The 1960s and 1970s were also a time of major social change, both nationally and within Alaska itself. Attitudes were changing towards alcohol, dancing, marriage and divorce in the Yukon Presbytery. Presbyterians were involved in civil rights, the Native Land Claims movement, the formation and funding of the North Slope Borough. For many, the ordination of women was one thing, the ordination of gay and lesbian Christians was something entirely different.

The gay and lesbian issue (now framed as “fidelity and chastity”), plus non-traditional reflections on the nature of God in the Re-imagining Conference of 1993, provides the grist for theological discussion throughout the 1990s.

The 1980s and 1990s

The most recent quarter century of Presbyterian work in the Yukon is preserved through individual church histories and observations on various church issues.

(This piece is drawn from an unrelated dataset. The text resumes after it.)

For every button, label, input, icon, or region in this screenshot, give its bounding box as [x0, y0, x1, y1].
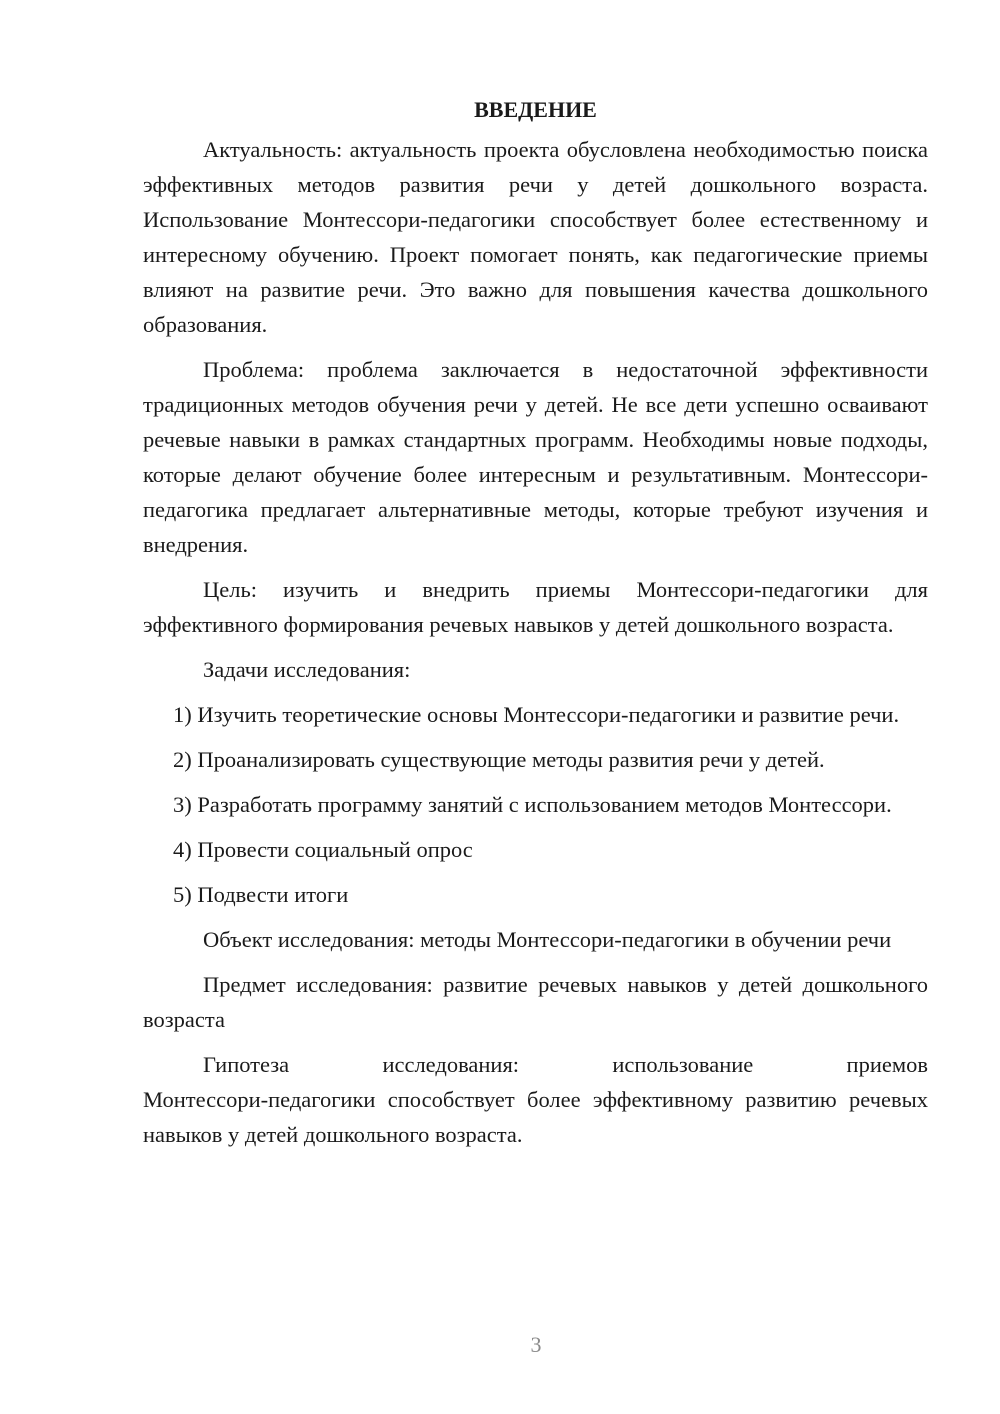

These pages include interviews with some of the people who were the backbone of the Presbytery during these years -- Gordon Corbett, Neil Munro, and Dave Dobler, to mention three. But also leaders like Alice Green, Mable Rasmussen, Della Waghiyi, Jessie DeVries, Nick Brewer, Bill Wartes, and Dick Madden. Some were administrators, some were ministers, some were “conservative”, some were “liberal”, others were lay leaders, all were people of God.

As we enter the next 100 years of our history, we will continue to struggle with the social and theological issues of our time. We are a church, we are a people, “reformed and always re-forming”. Each one of us is committed to spreading the Gospel of the Love of Jesus Christ in all that we say and in all that we do – but sometimes we get confused as to just how best to proceed.

May the Lord continue to bless us in our efforts.